Dove va il lavoro qualificato e su quali direttrici si muove è il tema affrontato senza brillantemente e senza melense narrative retoriche da Enrico Moretti, docente a Berkeley, ed incentrato sullo spostamento dai declinanti luoghi di produzione post-fordisti negli Usa (Detroit, Philadelphia) alle nuove mete fisiche (i brain hubs appunto, tra cui Seattle, San Francisco, Boston) luoghi dove il capitale umano ad alta concentrazione percentuale di lauree e master si stabilisce grazie a condizioni logistico-fisiche ottimali (qualche passaggio logico ricorda le idee di un vecchio e brillante e datato pamphlet di Giuliano da Empoli all' argomento, La sindrome di Meucci, 2005).

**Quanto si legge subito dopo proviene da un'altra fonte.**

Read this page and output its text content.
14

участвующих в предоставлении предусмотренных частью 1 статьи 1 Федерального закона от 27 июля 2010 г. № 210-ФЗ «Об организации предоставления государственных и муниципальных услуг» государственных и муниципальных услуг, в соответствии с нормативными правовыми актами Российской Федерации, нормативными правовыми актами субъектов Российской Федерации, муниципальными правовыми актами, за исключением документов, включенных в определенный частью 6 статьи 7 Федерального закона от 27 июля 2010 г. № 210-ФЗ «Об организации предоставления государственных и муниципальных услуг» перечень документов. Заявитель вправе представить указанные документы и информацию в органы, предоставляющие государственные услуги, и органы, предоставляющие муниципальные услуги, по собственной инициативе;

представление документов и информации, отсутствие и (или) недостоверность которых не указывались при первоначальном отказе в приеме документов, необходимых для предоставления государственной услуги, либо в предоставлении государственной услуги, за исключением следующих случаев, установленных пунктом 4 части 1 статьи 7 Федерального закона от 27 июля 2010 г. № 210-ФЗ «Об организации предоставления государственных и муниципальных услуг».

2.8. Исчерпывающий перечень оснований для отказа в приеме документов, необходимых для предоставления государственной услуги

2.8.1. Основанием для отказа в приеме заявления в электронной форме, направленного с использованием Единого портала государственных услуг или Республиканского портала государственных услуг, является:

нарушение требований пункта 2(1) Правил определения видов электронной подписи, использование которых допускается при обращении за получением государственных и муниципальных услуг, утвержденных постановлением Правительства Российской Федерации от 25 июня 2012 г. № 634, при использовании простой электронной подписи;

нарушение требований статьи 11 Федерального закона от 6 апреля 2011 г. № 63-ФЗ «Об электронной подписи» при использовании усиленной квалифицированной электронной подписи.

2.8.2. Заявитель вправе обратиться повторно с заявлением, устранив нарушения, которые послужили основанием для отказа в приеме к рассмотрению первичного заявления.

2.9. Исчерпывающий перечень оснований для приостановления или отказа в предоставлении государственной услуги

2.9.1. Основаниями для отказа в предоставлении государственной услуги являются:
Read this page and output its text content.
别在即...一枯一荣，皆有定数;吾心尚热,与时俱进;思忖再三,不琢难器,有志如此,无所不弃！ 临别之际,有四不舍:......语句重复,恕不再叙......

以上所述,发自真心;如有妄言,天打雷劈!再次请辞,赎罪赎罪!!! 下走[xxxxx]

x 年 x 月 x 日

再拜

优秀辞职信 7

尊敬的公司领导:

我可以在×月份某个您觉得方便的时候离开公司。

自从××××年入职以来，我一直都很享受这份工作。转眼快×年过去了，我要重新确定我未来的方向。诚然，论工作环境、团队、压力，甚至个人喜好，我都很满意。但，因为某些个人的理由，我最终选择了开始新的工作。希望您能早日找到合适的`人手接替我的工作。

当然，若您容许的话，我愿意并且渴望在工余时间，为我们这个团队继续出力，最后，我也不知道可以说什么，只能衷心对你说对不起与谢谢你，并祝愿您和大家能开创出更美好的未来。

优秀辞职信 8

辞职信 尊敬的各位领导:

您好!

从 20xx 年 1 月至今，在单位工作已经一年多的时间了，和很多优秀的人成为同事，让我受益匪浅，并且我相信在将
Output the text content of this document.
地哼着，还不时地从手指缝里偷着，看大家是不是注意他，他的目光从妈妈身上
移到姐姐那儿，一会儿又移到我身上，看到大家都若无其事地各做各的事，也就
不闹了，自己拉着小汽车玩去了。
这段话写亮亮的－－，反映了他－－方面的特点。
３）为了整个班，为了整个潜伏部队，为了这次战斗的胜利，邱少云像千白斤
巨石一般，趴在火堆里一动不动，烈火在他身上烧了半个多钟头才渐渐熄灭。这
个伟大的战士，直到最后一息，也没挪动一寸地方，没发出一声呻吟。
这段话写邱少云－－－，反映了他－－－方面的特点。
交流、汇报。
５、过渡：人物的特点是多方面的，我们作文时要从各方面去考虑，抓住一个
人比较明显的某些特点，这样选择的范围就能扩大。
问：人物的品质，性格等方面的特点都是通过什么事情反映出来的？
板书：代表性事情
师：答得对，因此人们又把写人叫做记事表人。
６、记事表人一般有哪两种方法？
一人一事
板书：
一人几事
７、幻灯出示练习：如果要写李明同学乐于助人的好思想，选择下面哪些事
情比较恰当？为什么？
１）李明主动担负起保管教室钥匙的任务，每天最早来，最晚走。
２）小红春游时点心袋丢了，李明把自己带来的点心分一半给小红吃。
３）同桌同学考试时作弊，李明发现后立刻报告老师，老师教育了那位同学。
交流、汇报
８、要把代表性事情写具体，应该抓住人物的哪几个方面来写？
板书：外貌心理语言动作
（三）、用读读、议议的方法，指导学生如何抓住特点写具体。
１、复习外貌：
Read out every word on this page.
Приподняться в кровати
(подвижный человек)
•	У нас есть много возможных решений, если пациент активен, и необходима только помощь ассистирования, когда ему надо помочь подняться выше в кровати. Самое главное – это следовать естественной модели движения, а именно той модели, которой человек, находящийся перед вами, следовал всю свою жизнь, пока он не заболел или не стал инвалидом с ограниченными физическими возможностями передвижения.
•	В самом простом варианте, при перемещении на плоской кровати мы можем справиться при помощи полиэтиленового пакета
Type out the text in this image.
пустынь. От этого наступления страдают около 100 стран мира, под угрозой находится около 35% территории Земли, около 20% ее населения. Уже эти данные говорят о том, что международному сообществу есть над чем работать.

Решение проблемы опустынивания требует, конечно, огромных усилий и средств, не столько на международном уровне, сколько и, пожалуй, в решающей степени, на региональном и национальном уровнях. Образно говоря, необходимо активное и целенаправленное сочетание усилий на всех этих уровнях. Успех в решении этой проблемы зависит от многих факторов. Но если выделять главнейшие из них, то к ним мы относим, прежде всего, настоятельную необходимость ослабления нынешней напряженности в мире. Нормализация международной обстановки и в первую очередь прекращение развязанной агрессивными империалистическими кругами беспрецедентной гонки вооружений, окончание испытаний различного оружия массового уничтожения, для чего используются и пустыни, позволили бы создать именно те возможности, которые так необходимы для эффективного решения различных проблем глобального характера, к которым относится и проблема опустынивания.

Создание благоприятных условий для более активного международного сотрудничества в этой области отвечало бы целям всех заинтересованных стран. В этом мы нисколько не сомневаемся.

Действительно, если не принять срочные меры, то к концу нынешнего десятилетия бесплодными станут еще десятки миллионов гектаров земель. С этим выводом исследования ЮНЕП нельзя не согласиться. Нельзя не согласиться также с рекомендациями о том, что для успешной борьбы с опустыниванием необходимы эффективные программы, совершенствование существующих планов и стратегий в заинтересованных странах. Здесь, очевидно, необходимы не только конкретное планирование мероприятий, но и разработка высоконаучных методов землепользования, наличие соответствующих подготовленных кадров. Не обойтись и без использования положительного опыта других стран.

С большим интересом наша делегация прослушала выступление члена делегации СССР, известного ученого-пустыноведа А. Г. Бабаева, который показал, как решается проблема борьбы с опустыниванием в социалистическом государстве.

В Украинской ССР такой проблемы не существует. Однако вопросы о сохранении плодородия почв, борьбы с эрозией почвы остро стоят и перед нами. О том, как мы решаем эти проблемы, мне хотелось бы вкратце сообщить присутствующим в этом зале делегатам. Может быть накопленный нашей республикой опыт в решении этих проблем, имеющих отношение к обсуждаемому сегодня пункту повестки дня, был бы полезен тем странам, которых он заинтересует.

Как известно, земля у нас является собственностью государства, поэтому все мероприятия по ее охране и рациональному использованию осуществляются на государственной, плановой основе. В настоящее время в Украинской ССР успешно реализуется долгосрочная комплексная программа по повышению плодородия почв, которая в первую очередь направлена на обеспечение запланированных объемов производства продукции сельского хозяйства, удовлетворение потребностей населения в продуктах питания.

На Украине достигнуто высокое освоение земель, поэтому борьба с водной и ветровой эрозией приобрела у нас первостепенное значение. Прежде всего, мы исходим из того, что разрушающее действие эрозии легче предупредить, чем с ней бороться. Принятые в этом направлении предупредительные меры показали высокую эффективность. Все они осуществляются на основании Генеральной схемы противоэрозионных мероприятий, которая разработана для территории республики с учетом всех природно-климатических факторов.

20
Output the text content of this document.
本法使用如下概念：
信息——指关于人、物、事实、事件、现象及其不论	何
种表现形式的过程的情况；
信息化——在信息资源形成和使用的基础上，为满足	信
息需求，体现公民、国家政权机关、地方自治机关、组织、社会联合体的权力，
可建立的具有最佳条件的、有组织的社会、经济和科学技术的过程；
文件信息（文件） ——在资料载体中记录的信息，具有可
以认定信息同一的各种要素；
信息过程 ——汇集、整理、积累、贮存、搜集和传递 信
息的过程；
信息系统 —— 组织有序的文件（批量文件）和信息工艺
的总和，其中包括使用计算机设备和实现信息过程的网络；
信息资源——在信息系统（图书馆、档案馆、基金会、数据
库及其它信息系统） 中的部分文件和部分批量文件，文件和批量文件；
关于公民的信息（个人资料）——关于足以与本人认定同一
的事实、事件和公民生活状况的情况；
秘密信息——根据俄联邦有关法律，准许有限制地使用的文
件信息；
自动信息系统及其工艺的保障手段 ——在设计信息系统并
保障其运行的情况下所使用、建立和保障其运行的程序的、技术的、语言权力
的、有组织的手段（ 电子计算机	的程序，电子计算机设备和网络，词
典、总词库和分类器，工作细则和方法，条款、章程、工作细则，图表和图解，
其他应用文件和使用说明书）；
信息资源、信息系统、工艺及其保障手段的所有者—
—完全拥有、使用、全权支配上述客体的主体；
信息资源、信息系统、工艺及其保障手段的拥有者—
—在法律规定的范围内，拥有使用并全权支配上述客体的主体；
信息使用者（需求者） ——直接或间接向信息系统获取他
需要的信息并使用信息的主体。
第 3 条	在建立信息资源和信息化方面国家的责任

Inevitabile invece il declino di Francia, Italia e Grecia, tra le altre, fuori dei giochi da tempo (ci verrebbe da osservare grazie ad almeno 5 anni di politica ferocemente ed ottusamente svevo-casalinga in ambito europeo, forse da qui la sopracitata tardiva sveglia Franco-italiana per via epistolare) anche qui con richiami non espliciti ma fortemente sentiti da chi scrive alle sagge osservazioni sul declino del sistema economico-produttivo italiano che da tempi non sospetti Gianni Toniolo e Giulio Sapelli hanno saputo esplicitare con metodo e rigore ineccepibili. Il capitale umano tecnologizzato, per così dire, si porta dietro lo sviluppo delle forze di lavoro meno sofisticate, con effetto traino: bella tesi di partenza per un dibattito che dovrà necessariamente svilupparsi per coordinate non banali: forse le tesi di uno dei libri più interessanti all' argomento degli ultimi anni (Marianna Mazzucato, The Entrapreneurial State. Debunking Public vs. Private Sector Myths) sono un alquanto distanti da questa impostazione quasi algoritmica al tema ( o non sempre coincidono comunque) ma l'argomento avrà sicuramente modo di essere sviscerato nelle prossime giornate. Più opaco e meno brillante rispetto al primo l'intervento di Kaushik Basu (Il rallentamento globale : cause e prospettive) Senior Vice-President della Banca Mondiale, che ha presentato una relazione francamente deludente i cui temi centrali ("al mondo esistono disuglianze sin dalla nascita", "ci sono paesi in crescita e paesi in declino", " l'economia non è scienza esatta ma ambigua") opinabili in sé, avrebbero forse meritato un abbrivio maggiormente incisivo rispetto apparato retorico-narrativo incerto proposto dall'autorevole relatore.